Letter to Editor                                          9 January 2020

Disturbing pictures of betta fish bred in unacceptable breeding conditions in massive farms in Thailand exposes the dark side of the pet fish industry.  Much in demand for their bright colours and beautiful fins, fish, unlike dogs and other furry and feathered pets, do not develop separation anxiety or destructive behaviours when left alone; they are completely silent, not a sound, ever. 

People keeping fish as pets have no thought for their wellbeing and are indifferent to how much pain and suffering the fish endure before ending up on display.  Often regarded as non-beings they are sold as commodities, kept in unsuitable ways and in unsuitable places, and suffering distress and physical abuse in plastic bags, bottles or featureless tanks.

The exposure of the filth, suffering, and widespread neglect of bettas in Thai fish farms by the People for the Ethical Treatment of Animals (PETA) is truly an eye opener.   These sensitive fish suffer greatly in the pet trade where they suffer from the time they are born on breeding farms to their destination at the pet stores.

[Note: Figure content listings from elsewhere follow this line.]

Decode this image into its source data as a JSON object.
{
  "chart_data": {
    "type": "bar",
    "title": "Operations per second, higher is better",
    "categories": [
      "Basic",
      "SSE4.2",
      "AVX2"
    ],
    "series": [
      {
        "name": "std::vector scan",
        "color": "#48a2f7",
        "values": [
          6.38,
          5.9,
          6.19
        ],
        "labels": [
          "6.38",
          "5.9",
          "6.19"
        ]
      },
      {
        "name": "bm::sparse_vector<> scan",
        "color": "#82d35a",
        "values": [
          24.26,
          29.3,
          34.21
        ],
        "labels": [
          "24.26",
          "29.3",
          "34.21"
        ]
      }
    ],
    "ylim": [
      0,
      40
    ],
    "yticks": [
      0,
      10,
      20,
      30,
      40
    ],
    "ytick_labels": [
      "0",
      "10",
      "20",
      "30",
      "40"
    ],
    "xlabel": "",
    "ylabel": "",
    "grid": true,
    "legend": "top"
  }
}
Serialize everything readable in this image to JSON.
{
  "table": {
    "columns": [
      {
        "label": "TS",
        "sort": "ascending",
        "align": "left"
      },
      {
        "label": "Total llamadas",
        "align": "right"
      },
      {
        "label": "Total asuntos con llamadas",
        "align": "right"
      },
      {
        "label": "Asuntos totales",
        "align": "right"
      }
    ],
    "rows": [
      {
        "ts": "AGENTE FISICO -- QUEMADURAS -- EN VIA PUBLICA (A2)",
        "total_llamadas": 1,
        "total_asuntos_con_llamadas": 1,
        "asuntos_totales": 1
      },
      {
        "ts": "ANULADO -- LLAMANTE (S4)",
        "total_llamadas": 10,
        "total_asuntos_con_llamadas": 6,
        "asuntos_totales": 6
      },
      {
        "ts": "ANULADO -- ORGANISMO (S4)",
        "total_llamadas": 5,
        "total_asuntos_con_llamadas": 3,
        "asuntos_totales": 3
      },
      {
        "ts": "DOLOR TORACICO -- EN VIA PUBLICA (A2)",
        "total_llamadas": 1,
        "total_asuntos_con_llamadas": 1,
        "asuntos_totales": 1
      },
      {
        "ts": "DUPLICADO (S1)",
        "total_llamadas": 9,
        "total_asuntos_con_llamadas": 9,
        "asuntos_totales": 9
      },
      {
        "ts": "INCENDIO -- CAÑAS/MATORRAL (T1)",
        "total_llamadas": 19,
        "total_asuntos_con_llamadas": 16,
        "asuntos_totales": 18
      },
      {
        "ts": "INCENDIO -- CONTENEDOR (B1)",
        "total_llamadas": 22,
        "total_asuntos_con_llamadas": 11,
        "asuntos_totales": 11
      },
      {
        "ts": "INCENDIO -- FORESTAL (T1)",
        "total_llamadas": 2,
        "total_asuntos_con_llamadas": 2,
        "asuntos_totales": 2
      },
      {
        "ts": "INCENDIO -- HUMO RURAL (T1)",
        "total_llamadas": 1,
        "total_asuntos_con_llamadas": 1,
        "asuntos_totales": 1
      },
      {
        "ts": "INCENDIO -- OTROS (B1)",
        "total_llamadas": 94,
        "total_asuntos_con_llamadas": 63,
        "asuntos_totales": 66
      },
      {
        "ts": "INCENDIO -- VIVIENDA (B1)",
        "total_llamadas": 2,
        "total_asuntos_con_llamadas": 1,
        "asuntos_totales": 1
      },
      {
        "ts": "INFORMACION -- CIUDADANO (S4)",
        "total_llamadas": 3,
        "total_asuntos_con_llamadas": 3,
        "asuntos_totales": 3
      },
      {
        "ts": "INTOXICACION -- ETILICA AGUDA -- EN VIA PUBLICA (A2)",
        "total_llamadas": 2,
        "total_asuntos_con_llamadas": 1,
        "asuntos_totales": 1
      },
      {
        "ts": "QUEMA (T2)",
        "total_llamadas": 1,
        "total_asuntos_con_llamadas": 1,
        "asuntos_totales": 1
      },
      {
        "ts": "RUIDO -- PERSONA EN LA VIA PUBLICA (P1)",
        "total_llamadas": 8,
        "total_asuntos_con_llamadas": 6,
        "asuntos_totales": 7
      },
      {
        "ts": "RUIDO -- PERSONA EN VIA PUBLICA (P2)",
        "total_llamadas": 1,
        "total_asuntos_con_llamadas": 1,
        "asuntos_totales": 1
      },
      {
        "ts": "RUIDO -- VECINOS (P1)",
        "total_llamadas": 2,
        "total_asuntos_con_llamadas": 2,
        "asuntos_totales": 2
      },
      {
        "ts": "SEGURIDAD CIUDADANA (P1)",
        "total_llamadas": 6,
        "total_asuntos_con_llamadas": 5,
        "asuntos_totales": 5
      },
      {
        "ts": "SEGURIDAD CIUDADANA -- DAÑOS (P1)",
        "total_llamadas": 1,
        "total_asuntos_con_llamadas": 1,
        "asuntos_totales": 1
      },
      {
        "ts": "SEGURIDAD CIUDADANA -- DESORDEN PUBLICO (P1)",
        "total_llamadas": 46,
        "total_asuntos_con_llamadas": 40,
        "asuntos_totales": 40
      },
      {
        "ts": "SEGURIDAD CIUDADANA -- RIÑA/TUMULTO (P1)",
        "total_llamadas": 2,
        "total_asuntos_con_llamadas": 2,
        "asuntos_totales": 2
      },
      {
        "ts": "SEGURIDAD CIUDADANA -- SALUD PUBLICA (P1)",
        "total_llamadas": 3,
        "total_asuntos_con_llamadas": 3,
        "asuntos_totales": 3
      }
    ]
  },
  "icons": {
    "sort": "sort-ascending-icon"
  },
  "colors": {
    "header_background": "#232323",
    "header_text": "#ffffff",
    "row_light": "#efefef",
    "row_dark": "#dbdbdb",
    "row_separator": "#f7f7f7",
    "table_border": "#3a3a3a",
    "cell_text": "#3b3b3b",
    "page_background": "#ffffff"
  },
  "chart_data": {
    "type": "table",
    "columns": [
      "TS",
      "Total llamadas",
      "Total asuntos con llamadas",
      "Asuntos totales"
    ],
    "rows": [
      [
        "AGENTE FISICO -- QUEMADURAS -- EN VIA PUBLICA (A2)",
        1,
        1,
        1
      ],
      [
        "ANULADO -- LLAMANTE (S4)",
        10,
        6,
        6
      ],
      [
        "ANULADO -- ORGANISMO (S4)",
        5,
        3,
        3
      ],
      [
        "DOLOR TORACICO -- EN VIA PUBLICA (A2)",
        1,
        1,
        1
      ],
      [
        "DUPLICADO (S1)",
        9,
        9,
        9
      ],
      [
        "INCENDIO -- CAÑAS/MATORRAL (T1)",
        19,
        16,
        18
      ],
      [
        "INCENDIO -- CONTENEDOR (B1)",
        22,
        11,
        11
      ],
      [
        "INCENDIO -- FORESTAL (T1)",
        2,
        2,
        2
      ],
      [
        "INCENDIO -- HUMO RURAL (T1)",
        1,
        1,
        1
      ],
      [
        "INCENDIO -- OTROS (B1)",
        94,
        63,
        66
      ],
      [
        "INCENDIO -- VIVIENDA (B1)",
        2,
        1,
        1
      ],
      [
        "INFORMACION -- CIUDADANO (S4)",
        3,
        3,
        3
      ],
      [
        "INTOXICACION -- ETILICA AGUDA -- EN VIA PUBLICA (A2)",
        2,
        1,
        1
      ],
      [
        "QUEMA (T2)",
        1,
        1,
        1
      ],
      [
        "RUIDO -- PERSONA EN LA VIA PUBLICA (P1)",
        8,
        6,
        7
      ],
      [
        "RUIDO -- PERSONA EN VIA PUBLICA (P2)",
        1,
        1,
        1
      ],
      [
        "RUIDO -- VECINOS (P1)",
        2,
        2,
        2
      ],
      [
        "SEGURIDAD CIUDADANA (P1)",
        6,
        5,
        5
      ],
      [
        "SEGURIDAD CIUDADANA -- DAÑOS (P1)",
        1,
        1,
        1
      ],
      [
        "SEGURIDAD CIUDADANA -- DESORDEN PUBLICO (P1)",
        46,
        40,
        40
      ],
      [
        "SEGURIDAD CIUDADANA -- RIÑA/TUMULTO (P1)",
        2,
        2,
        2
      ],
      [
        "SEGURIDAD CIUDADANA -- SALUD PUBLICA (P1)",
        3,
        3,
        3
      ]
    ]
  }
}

PETA’s investigations of the pet fish industry in South East Asia and Thailand, one of the top global exporters, have uncovered appalling neglect of betta fish and extreme suffering. PETA eye-witness found rotting fish in breeding tanks and others suffocating or wounded. Those that died were tossed on the floor to rot while the injured were released in a waste pond. Inside the breeding factories, thousands of fish were then individually isolated and put into bottles and packed together tightly. They are then tranquilized so that the fish do not eat their own tails and transported without food for days. Industry insiders have confirmed that this system is common practice for retailers.

Fish are cruelly transported from dealers to pet stores without enough water to keep bodies submerged or in plastic cups containing a couple of inches of water. The reason being Asian suppliers try to reduce the volume of water with their animals to save on shipping costs to appease US wholesalers and suppliers.

In many Malaysian homes, fish are often kept in small tanks, jars and bottles. This becomes a serious welfare problem for a number of reasons. Firstly, the water will rapidly become toxic as the available oxygen is quickly consumed and ammonia accumulates from the fish’s waste. Small tanks and bottles do not provide sufficient space for exercise or behavioural stimulation, both of which are fundamental in providing a healthy and stress-free environment. Aquariums are often left in a neglected state with fish suffocating due to faulty pumps and a buildup of algae.

People who buy fish (or any animals!) from pet stores are supporting a heartless business that treats animals like toys or inanimate objects.

The pet and aquarium industry must take action to resolve these issues immediately, or simply stop the sale of these unique creatures. They have a responsibility to educate the public on the proper care of fish and lead by example. This includes stopping the sale of inappropriate tanks/housing and keeping betta fish in plastic bags and bottles.